3.3 How to Speak about the Share Split
Speaking about the equity split between founders can be as uncomfortable as agreeing on a prenup prior to getting married: But as in marriage, communication in the relationship with your co-founders is key, and the money and power structure an essential element of your relationship. Our experience shows:
- Speak about it: As with any uncomfortable conversation, there is no right timing, so do it as soon as possible. This applies even more if you are friends. You can also use external pressure to start the conversation (e.g., ‘our lawyer said we have to agree on a co-founder agreement’)

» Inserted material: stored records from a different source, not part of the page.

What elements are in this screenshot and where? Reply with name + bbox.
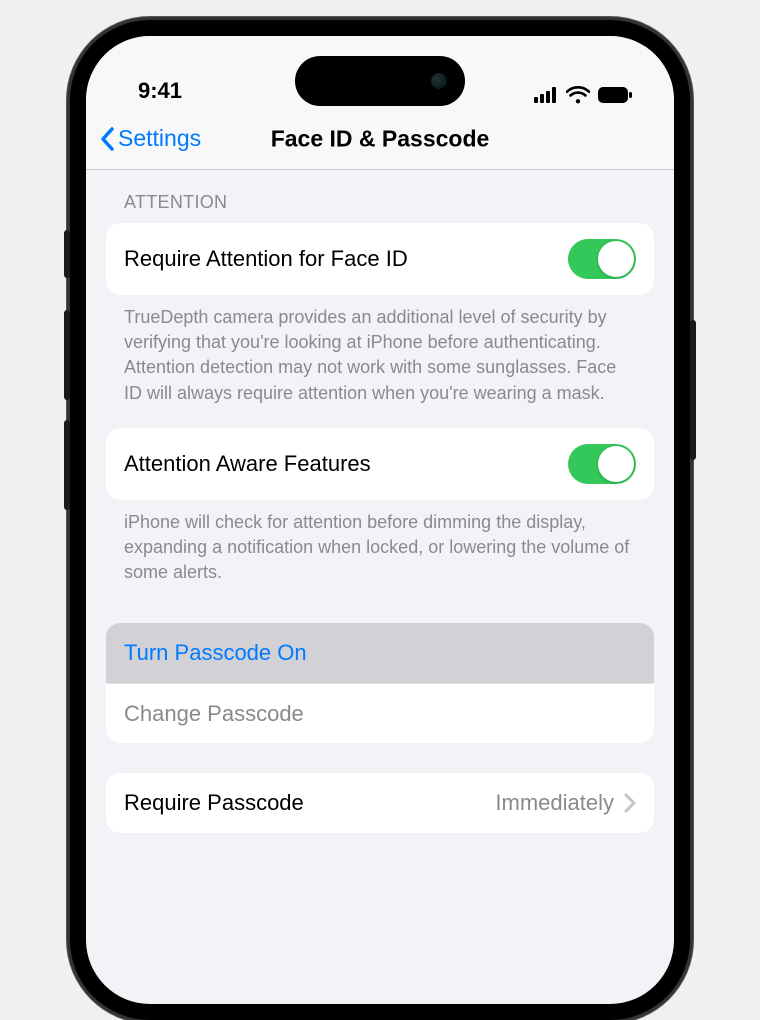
toggle-require-attention[interactable]: [568, 239, 636, 279]
cell-label: Require Passcode: [124, 790, 304, 816]
side-button-volume-up: [64, 310, 70, 400]
side-button-silent: [64, 230, 70, 278]
section-footer-attention-aware: iPhone will check for attention before d…: [106, 500, 654, 594]
content: ATTENTION Require Attention for Face ID …: [86, 170, 674, 833]
back-label: Settings: [118, 125, 201, 152]
side-button-volume-down: [64, 420, 70, 510]
cell-label: Change Passcode: [124, 701, 304, 727]
cell-label: Turn Passcode On: [124, 640, 307, 666]
cell-group-attention-aware: Attention Aware Features: [106, 428, 654, 500]
status-time: 9:41: [138, 78, 182, 104]
phone-frame: 9:41: [70, 20, 690, 1020]
back-button[interactable]: Settings: [100, 125, 201, 152]
toggle-knob: [598, 241, 634, 277]
cell-turn-passcode-on[interactable]: Turn Passcode On: [106, 623, 654, 683]
cell-change-passcode[interactable]: Change Passcode: [106, 683, 654, 743]
cell-value: Immediately: [495, 790, 614, 816]
cell-group-require-passcode: Require Passcode Immediately: [106, 773, 654, 833]
toggle-attention-aware[interactable]: [568, 444, 636, 484]
cell-group-require-attention: Require Attention for Face ID: [106, 223, 654, 295]
cell-attention-aware[interactable]: Attention Aware Features: [106, 428, 654, 500]
front-camera-icon: [431, 73, 447, 89]
cell-require-passcode[interactable]: Require Passcode Immediately: [106, 773, 654, 833]
side-button-power: [690, 320, 696, 460]
cellular-icon: [534, 87, 558, 103]
wifi-icon: [566, 86, 590, 104]
cell-require-attention[interactable]: Require Attention for Face ID: [106, 223, 654, 295]
chevron-right-icon: [624, 793, 636, 813]
chevron-left-icon: [100, 127, 116, 151]
screen: 9:41: [86, 36, 674, 1004]
nav-bar: Settings Face ID & Passcode: [86, 108, 674, 170]
section-footer-require-attention: TrueDepth camera provides an additional …: [106, 295, 654, 414]
cell-group-passcode: Turn Passcode On Change Passcode: [106, 623, 654, 743]
page-title: Face ID & Passcode: [271, 125, 490, 152]
section-header-attention: ATTENTION: [106, 170, 654, 223]
battery-icon: [598, 87, 632, 103]
cell-label: Require Attention for Face ID: [124, 246, 408, 272]
toggle-knob: [598, 446, 634, 482]
status-indicators: [534, 86, 632, 104]
cell-label: Attention Aware Features: [124, 451, 371, 477]
dynamic-island: [295, 56, 465, 106]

- Be open and aware of the overconfidence bias: Try to be as honest and objective as possible on the value of your own work and appreciate the work of others. When talking about the value of the contribution of the others, be careful not to use derogatory language (‘your contribution is nice, but…’) as it can quickly get emotional.
- Accept that the discussions may fail: Starting a startup together is a big commitment, so ensure you really want to spend the majority of your waking hours with your co-founders. The equity split discussion is a great way to see whether your co-founders handle a difficult discussion with emotional maturity and business sense. The sooner you find out that this is not the case, the better – failing fast is a virtue.
- Expand the battleground: A great negotiator finds areas to compromise and avoids a zero-sum game. The equity split is just one question to discuss, so include titles (CEO, president of the board etc.), cash compensation, naming of the company or decision rights.
- Do not overvalue the idea: The idea is rarely worth much by itself and there are likely many others that had the same idea. At the end, it’s all about execution.
3.4 Co-Founder Agreement and Shareholders’ Agreement
A startup lawyer or even just a good template of the agreement between co-founders can be a great way to start the discussion and to ensure you do not forget an important point. There are two types of agreements used depending on the timing:
- Co-founder agreement: Prior to incorporating your startup, a co-founder agreement is used to define the key points and to ensure that all the intellectual property, such as software, created prior to the incorporation of the legal entity will vest with the company.
- Shareholders’ agreement: Once incorporated, the shareholders’ agreement is the key document for the money and power structure of your startup. Besides the equity split, the shareholders’ agreement contains most importantly the mechanisms that apply in specific events: What happens if a shareholder leaves the company (purchase rights), if a shareholder wishes to sell (right of first refusal and tag-along), if a majority of shareholders wish to sell (drag-along) etc.
Whether you’re a rock star or an entrepreneur, co-founder disputes are among the most common causes for failure. The equity split is particularly prone to cause debates, and while there is no guaranteed approach to avoid a dispute, speaking about the split in-depth with your co-founders is one of the best ways to mitigate the risks.